South Korean President Moon Jae-in, right, and North Korea’s Supreme Leader Kim Jong-un met earlier this week ©Getty Images
South Korean President Moon Jae-in, right, and North Korea’s Supreme Leader Kim Jong-un met earlier this week ©Getty Images

International Federations responsible for the running of each sport would have to grant their backing and, while this would be very likely given the positive publicity it would bring, public and athlete backing may be harder to muster.

The decision to set-up the unified ice hockey team just weeks before the Games caused a backlash in South Korea due to the lack of consultation beforehand. 

It is also possible that the volatile political situation on the Korean peninsula could have changed once again by August. 
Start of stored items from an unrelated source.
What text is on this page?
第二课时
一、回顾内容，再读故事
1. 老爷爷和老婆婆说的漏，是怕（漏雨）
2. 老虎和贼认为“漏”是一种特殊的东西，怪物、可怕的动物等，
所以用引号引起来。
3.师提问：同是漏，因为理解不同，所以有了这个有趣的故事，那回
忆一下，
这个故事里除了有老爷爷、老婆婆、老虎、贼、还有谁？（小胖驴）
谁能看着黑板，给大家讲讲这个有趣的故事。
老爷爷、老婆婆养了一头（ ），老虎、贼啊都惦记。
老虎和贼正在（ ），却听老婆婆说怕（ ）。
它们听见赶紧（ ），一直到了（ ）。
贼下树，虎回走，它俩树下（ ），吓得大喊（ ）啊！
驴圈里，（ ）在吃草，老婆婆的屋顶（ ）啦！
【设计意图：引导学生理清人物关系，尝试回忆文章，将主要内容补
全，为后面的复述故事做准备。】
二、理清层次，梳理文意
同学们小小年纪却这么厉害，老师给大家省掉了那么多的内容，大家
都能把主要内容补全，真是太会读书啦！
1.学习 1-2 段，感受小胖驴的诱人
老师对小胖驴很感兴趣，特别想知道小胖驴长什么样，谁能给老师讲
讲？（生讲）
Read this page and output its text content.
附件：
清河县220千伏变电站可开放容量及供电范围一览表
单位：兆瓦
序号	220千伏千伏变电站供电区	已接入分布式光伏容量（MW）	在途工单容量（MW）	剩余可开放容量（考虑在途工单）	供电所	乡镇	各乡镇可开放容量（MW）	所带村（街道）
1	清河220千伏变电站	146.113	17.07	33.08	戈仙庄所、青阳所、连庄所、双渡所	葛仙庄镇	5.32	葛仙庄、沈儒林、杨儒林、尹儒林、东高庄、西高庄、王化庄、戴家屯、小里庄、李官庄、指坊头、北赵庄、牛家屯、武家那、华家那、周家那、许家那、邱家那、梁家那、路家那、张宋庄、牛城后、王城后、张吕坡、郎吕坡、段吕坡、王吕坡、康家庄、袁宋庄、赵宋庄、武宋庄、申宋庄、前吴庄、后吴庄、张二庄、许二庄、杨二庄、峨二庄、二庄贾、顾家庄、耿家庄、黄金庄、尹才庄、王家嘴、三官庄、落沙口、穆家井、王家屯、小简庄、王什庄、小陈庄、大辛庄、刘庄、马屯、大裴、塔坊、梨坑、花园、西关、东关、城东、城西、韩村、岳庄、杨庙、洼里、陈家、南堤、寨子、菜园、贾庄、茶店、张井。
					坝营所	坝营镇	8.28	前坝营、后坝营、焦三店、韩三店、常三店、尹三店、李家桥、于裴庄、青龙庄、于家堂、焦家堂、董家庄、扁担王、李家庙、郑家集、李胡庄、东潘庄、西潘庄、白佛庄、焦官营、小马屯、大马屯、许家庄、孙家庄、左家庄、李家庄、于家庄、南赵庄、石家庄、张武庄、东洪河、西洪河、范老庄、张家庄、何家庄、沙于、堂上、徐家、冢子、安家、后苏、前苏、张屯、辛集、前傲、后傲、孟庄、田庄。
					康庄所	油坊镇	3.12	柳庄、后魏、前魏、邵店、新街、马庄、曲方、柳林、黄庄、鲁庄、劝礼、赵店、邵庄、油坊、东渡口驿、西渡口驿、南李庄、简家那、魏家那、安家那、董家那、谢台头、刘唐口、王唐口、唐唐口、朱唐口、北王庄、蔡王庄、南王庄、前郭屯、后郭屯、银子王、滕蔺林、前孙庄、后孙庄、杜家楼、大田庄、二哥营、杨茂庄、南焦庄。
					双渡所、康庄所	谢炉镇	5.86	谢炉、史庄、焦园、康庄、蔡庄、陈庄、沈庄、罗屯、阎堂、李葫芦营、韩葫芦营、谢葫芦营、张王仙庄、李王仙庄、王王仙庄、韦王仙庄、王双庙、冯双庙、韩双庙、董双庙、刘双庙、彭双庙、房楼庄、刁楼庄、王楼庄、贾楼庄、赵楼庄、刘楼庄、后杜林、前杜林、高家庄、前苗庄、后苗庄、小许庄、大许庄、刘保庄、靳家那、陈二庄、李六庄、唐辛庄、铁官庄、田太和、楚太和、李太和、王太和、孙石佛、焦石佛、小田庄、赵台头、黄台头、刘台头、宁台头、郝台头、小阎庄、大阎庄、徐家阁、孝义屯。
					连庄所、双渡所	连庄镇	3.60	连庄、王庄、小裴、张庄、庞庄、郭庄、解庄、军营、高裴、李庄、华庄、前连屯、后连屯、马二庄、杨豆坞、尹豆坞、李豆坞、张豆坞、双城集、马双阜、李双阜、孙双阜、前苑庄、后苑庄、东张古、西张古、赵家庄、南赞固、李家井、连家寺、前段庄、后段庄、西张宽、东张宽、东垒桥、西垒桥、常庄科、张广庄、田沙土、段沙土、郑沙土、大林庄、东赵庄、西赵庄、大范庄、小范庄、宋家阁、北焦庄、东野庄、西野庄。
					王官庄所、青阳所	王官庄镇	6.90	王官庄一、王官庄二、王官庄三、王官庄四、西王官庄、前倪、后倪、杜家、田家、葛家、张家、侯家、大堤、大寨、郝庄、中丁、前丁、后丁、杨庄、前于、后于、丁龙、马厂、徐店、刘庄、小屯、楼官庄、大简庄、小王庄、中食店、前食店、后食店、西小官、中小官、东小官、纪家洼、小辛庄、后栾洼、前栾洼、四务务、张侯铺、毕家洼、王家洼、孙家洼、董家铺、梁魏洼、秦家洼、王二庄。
Talks are also underway to ensure North Korean participation in next year's International Swimming Federation World Championships in Gwangju, 330 kilometres south of Seoul. 

"We're trying to ensure that efforts for peace on the Korean Peninsula, made at the inter-Korean summit and the PyeongChang Winter Olympics, will bear fruits at the 2019 FINA World Championships," said Organsing Committee secretary general Cho Young-teck, as reported by Yonhap.

"We'll work with all stakeholders to bring North Korean athletes to next year's test event and help them train here in Gwangju."

Cho claimed that North Korean participation remains their priority, but they would also embrace the prospect of a unified team.

"We'll leave all the possibilities open in our discussions," he added.